There are several websites, such as https://2gdpr.com/ and https://cookiebot.com, where you can do an online test to see if your WordPress website and cookie management system is compliant with the GDPR. Sometimes these websites give back a negative result, mostly if analytics cookies are being loaded before the visitor can give permission.
GEO IP and Guidelines per Region
Before explaining why this happens, you need to know that the Complianz GDPR/CCPA plugin works with GEO IP. That means the plugin dynamically uses the cookie laws and DPA opinions from the website visitor’s region.

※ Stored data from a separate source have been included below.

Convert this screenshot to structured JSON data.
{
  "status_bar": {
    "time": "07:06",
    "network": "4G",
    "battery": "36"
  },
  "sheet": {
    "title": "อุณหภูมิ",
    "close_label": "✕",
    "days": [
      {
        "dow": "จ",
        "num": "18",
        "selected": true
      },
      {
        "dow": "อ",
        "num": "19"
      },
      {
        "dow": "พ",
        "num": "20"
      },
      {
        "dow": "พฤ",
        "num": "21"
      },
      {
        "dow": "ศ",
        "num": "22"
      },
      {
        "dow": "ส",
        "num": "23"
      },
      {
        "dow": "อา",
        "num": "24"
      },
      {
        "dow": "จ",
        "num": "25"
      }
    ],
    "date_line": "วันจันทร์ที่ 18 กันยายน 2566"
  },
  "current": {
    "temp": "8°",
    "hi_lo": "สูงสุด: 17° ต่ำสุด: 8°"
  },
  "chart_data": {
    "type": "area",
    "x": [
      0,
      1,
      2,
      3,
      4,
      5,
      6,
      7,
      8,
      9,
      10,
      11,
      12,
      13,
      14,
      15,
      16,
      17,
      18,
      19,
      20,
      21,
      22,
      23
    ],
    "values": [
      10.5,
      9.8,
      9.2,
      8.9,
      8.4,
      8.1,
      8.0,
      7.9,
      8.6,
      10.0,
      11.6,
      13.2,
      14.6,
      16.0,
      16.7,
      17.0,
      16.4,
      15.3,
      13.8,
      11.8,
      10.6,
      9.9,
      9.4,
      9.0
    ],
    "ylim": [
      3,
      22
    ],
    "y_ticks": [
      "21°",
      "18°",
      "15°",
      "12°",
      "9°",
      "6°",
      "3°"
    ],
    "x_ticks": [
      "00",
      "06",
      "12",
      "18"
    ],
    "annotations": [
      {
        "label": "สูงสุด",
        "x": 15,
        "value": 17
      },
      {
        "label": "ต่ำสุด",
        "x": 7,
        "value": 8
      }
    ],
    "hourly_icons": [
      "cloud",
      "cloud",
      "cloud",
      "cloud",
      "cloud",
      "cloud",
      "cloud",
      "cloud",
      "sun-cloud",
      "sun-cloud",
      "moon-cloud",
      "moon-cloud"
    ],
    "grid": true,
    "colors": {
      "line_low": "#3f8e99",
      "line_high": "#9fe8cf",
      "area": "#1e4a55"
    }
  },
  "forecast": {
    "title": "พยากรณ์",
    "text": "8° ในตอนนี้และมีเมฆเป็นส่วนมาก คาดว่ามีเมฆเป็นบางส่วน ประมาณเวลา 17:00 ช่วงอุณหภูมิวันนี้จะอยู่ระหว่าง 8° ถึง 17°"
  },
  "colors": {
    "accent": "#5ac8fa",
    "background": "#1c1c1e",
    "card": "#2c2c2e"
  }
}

So if the user’s region is United Kingdom (https://complianz.io/brexit-and-gdpr-the-new-ico-guidance-pecr/), consent is always asked for statistical and tracking cookies. In the Netherlands and France, however, first-party analytics and anonymous statistical cookies are allowed without asking for consent. Still, according to the German DPA, anonymous first-party cookies from Google Analytics are always forbidden unless you ask for consent from the German visitor (https://complianz.io/google-analytics/).
About Online Tests
Now back to explaining why online testers such as 2gdpr sometimes come to the wrong conclusions. There can be many reasons for that. To name just a few:
1. Online testers do not work region-based.
2. Some online testers have their servers based in non-regulated regions
For example: India, where there are no cookie laws, which influences the results when testing a website and plugin that uses GEO IP. Complianz thinks the visitor comes from that region and does not (by default) block the cookies or show a banner to that Indian visitor, as is expected behavior.
3. Uncontrollable & Unrecognizable
It is also possible that a website uses a plugin that places cookies in ways that a cookie management system can not detect and/or block before consent. If this is the case, the website owner should consider deleting the plugin or ask the plugin developer to implement the WP Consent API. As an alternative, it is always possible to use the cookieshredder in Complianz.
4. Cookies that are placed in the admin area
Some online scanners do not differentiate between cookies placed on the visitor’s device and cookies that are only placed on the device of the website admin while being logged in. Usually, those cookies are indeed not being blocked by a CMP because that would possibly break certain admin functionality.